5.4.1.2 Use of NZWFFQ data
The dietary data from the NZWFFQ was also problematic as it was not specifically developed to construct the index. As the index was developed within the boundaries of the NZWFFQ data; the types of questions on food items may have restricted the variation in dietary variety and serving intake responses. For example, the NZWFFQ data does not distinguish between whole grains and refined grains, and there were a limited number of whole grain options that could be used compared to total grain foods. Other arbitrary decisions needed to be made regarding the NZWFFQ (see Appendix 1). Overall, data from the NZWFFQ may have misclassified participants in a way which may have affected the total NZW-HDI score. It is suggested that further validation work be undertaken using an alternative dietary assessment method, for example a short questionnaire which reflects the EAGNZA.

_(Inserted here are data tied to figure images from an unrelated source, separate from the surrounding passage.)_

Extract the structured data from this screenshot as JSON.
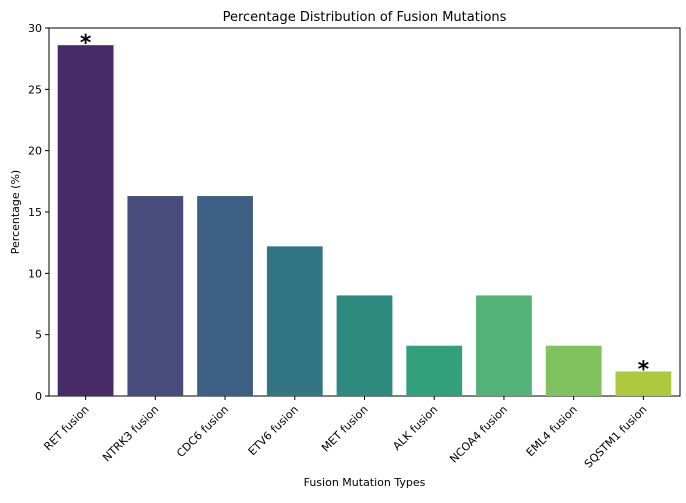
{
  "chart_data": {
    "type": "bar",
    "title": "Percentage Distribution of Fusion Mutations",
    "xlabel": "Fusion Mutation Types",
    "ylabel": "Percentage (%)",
    "categories": [
      "RET fusion",
      "NTRK3 fusion",
      "CDC6 fusion",
      "ETV6 fusion",
      "MET fusion",
      "ALK fusion",
      "NCOA4 fusion",
      "EML4 fusion",
      "SQSTM1 fusion"
    ],
    "values": [
      28.6,
      16.3,
      16.3,
      12.2,
      8.2,
      4.1,
      8.2,
      4.1,
      2.0
    ],
    "colors": [
      "#482a68",
      "#4a4b7d",
      "#3d5f83",
      "#327583",
      "#2e897f",
      "#32a07b",
      "#53b376",
      "#7fc25e",
      "#aec93d"
    ],
    "annotations": [
      {
        "category": "RET fusion",
        "text": "*"
      },
      {
        "category": "SQSTM1 fusion",
        "text": "*"
      }
    ],
    "ylim": [
      0,
      30
    ],
    "yticks": [
      "0",
      "5",
      "10",
      "15",
      "20",
      "25",
      "30"
    ],
    "grid": false,
    "legend": "none"
  }
}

5.4.1.3 Adjustment for energy intake
In addition, as nutrient intakes are positively correlated with energy intake, DQIs have the potential to overrate high energy diets. This may lead to participants who consume higher amounts of energy having a better chance at adhering to the dietary guidelines, and therefore receiving a higher NZW- HDI score. Some studies have taken this into account and adjusted for energy intake by using gender and age specific recommendations (Kennedy et al., 1995). However, findings from the Healthy Eating Index 2005 have shown that index components were independent of energy intake. This is because no consensus has been reached on whether adjusting for energy is necessary (Guenther, 2008). Energy adjustment was initially attempted in the NZW-HDI, but made no further differences to the nutrients across the tertiles (data not shown). For this reason, the NZW-HDI did not adjust for energy intake.